But Nathalie goes off into a contemplative little corner of her own mind, about halfway through this sentence: "Boys can be really violent. It's all kill, kill... Kill..." Because sometimes, it's really about kill. And boys have violence in them, and it's different from the violence in women. Or maybe it's not. Maybe Nancy's mantra that Shane would've killed is just a big dumb lie, which it obviously is, but if that's a lie then what else is a lie? How far back does it go? What was her first mistake? Was it having sons? She's said that before. She lived in a house full of men and blamed them for everything. But this is a house full of women, even the boys are women, and you still have violence and you still have kill and you still are to blame for everything your children do. Kill, kill, kill. Kish. Kill.

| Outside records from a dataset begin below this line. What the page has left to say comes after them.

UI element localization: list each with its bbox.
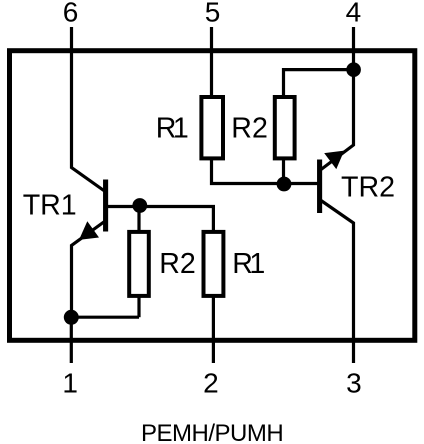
resistor R2 (top) upper lead to pin 4 node — [284, 70, 354, 98]
TR1 base bar — [103, 180, 108, 232]
TR2 emitter wire — [321, 70, 354, 170]
resistor R1 (bottom) — [204, 232, 224, 296]
TR1 emitter wire — [72, 222, 105, 319]
svg-text:1: 1 — [62, 368, 78, 399]
TR1 emitter arrow — [79, 221, 99, 240]
resistor R1 (top) — [201, 97, 223, 158]
wire R1 bottom lead to TR2 base — [212, 157, 320, 184]
junction node pin 1 — [64, 310, 79, 325]
svg-text:R1: R1 — [232, 248, 265, 280]
junction node pin 4 — [346, 62, 361, 77]
svg-text:6: 6 — [63, 0, 79, 27]
svg-text:5: 5 — [205, 0, 221, 27]
type label PEMH/PUMH — [141, 420, 283, 444]
pin 1 lead — [70, 317, 73, 363]
wire pin 1 node to R2 bottom — [71, 316, 139, 319]
TR1 base wire — [106, 207, 213, 232]
pin 5 lead / R1 top lead — [210, 27, 213, 98]
svg-text:3: 3 — [346, 368, 362, 399]
svg-text:TR2: TR2 — [341, 171, 395, 203]
package outline — [10, 51, 415, 341]
pin 2 lead / R1 bottom lead — [212, 295, 215, 363]
svg-text:4: 4 — [346, 0, 362, 27]
resistor R2 (top) lower lead — [282, 157, 285, 184]
resistor R2 (top) — [275, 97, 295, 158]
svg-text:R2: R2 — [231, 113, 268, 145]
junction node TR1 base — [132, 198, 147, 213]
pin 6 lead / TR1 collector wire — [72, 27, 105, 191]
svg-text:2: 2 — [203, 368, 219, 399]
TR2 base bar — [317, 160, 322, 214]
pin 3 lead / TR2 collector wire — [321, 201, 354, 364]
TR2 emitter arrow — [324, 151, 344, 170]
svg-text:PEMH/PUMH: PEMH/PUMH — [141, 420, 283, 444]
junction node TR2 base — [277, 177, 292, 192]
resistor R2 (bottom) upper lead — [137, 206, 140, 233]
svg-text:R1: R1 — [156, 113, 189, 145]
resistor R2 (bottom) lower lead — [137, 295, 140, 317]
svg-text:TR1: TR1 — [23, 189, 77, 221]
pin 4 lead — [352, 27, 355, 70]
svg-text:R2: R2 — [159, 248, 196, 280]
resistor R2 (bottom) — [129, 232, 149, 296]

She needs out. Nathalie needs out of this house, where even a masculinity-free environment can't give her what she needs, and refuses to give her the leverage she wants. Because every time she goes up against a woman -- Heylia, Celia, Peter's ex, Pilar Zuazo, her sister -- she comes out the loser. And if she can't even work a couple of lesbians (look at her, are they nuts?) then she isn't safe here. But if she can't work them, at least she can work the system. Either way it's time to go.
Fiona tells her they're throwing away the trimmings until the Health Dept okays them for edibles, and Nathalie shakes her head. "Health Department. Notorious feet-draggers, could take years. I'll take them." She offers them a hundred dollars, the price of a Yippity! Sippy, and just at that moment her son Shawn -- yippity-sipping on an iced latte of his own -- notices a Yippity! Dragon, unattended I believe outside a Mommy & Me group, and gives a quiet Yippity-yip.
"Yippity-ki-yay, motherfucker," Shawn says, in his floppy cardigan. Maybe Judah let him stay up late and watch Bruce Willis movies; maybe Bruce Willis made him feel like Judah never left. Anything could be a weapon, if you hold it right: A golf club, a croquet mallet. Anybody's a father if you know what you're doing: Ignacio, Bruce Willis.